Of the hundreds of bills that arrived on the Governor’s desk this year, we were interested in three because of their relevance to climate change and agriculture. The dealt with the Williamson Act (AB 2530), a climate change Community Benefits Fund (AB 1405) and climate rules pertaining to forestry (AB 1504).
AB 2530 — Signed
The Governor signed into law AB 2530, keeping the Williamson Act on life support for a few more years. The Williamson Act is the state’s primary program for protecting farmland and open space from development. Landowners who enter into Williamson Act contacts agree to maintain their land in farming, ranching or open space and in return receive reductions in their property taxes.
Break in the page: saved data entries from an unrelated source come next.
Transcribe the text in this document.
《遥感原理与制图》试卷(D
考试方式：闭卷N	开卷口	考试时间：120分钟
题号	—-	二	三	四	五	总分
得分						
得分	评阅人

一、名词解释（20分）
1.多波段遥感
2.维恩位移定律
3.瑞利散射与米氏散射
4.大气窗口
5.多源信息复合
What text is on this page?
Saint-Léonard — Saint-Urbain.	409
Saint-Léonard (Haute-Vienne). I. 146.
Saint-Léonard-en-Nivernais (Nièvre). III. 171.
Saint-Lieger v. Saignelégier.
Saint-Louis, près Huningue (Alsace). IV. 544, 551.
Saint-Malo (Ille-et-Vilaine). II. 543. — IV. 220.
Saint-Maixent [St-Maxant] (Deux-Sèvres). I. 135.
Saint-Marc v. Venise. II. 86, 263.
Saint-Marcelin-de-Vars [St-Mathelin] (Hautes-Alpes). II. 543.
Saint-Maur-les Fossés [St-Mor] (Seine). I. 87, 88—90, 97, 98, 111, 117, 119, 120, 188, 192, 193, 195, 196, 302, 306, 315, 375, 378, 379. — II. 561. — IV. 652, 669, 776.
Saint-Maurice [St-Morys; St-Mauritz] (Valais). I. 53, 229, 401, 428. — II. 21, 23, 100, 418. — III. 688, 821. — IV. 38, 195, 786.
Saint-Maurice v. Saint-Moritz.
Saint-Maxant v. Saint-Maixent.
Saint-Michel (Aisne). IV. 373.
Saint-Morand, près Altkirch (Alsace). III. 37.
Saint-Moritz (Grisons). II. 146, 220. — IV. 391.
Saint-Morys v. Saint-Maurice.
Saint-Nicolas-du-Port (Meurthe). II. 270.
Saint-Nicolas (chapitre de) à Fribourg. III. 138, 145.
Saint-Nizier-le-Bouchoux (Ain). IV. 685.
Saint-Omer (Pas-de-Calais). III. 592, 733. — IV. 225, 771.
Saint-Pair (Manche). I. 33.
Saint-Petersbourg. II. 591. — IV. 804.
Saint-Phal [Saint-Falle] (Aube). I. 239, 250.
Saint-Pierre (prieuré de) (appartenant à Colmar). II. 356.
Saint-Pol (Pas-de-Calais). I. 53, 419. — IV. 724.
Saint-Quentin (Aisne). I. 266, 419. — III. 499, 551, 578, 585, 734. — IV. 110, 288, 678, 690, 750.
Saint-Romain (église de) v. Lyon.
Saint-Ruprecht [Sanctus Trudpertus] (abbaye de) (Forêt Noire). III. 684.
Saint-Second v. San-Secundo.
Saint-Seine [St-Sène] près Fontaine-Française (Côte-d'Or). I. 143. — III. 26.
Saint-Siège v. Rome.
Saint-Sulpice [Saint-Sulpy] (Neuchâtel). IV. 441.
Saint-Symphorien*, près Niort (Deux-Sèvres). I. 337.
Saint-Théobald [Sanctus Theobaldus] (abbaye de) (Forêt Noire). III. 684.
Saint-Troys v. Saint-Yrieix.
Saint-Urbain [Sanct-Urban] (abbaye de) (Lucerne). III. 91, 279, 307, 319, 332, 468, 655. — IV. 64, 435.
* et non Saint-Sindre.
For more than 30 years the state has reimbursed counties for the loss of property taxes from Williamson Act lands, but budget cuts in 2008/09 suspended these reimbursements.
AB 2530 creates a temporary four-year program authorizing counties to renew Williamson Act contracts for 10% shorter periods of time if they receive less than half of their forgone general fund property tax revenue. Protecting the gains realized under Williamson is essential — 16 million acres of the state’s 29 million acres of farm and rangeland are enrolled in the program. These protected areas provide food and fiber, and have climate benefits such as carbon sequestration in soils and woody plants and limiting urban sprawl and the associated transportation-related GHG emissions. Even stronger farmland preservation programs are needed, and AB 2530 buys some time to put them in place.
AB 1405 — Vetoed
AB 1405 was vetoed by Governor Schwarzenegger. It would have created a Community Benefits Fund and directed at least 10% of the revenues generated through the implementation of AB 32, the Global Warming Solutions Act, to fund activities that reduce GHG emissions or mitigate the direct health or environmental impacts of climate change in the most disadvantaged communities.
Establishing a Community Benefits Fund is good policy. Revenue from AB 32 could provide investment dollars for disadvantaged communities to cope with a changing climate, along with green job training and renewable energy research and deployment.
We believe that a portion of AB 32 revenue should also be directed towards research, technical assistance and financial incentives for farming systems that reduce greenhouse gas emissions while providing other environmental benefits, like improved air and water quality and wildlife habitat. CalCAN sponsored SB 1241, authored by Senator Lois Wolk, which would have done just that. Though SB 1241 did not pass through the legislature this year, CalCAN will continue to push for resources for California agriculture to address climate change. .
AB 1504 — Signed
The Governor signed AB 1504 that requires the state Board of Forestry to guarantee that all its regulations governing commercial timber harvesting take into account the capacity of forests to sequester carbon dioxide, a greenhouse gas. It also requires the California Department of Forestry, in consultation with the California Air Resources Board, to determine to what extent existing forestry regulations and programs are meeting AB 32 greenhouse gas emissions targets. The bill allows that some portion of AB 32 funds could be made available for research and analyses.
We are interested in this bill because, like forestry, agriculture has the potential to sequester carbon by using sustainable management practices. And, like forestry, agriculture is vulnerable to the effects of climate change.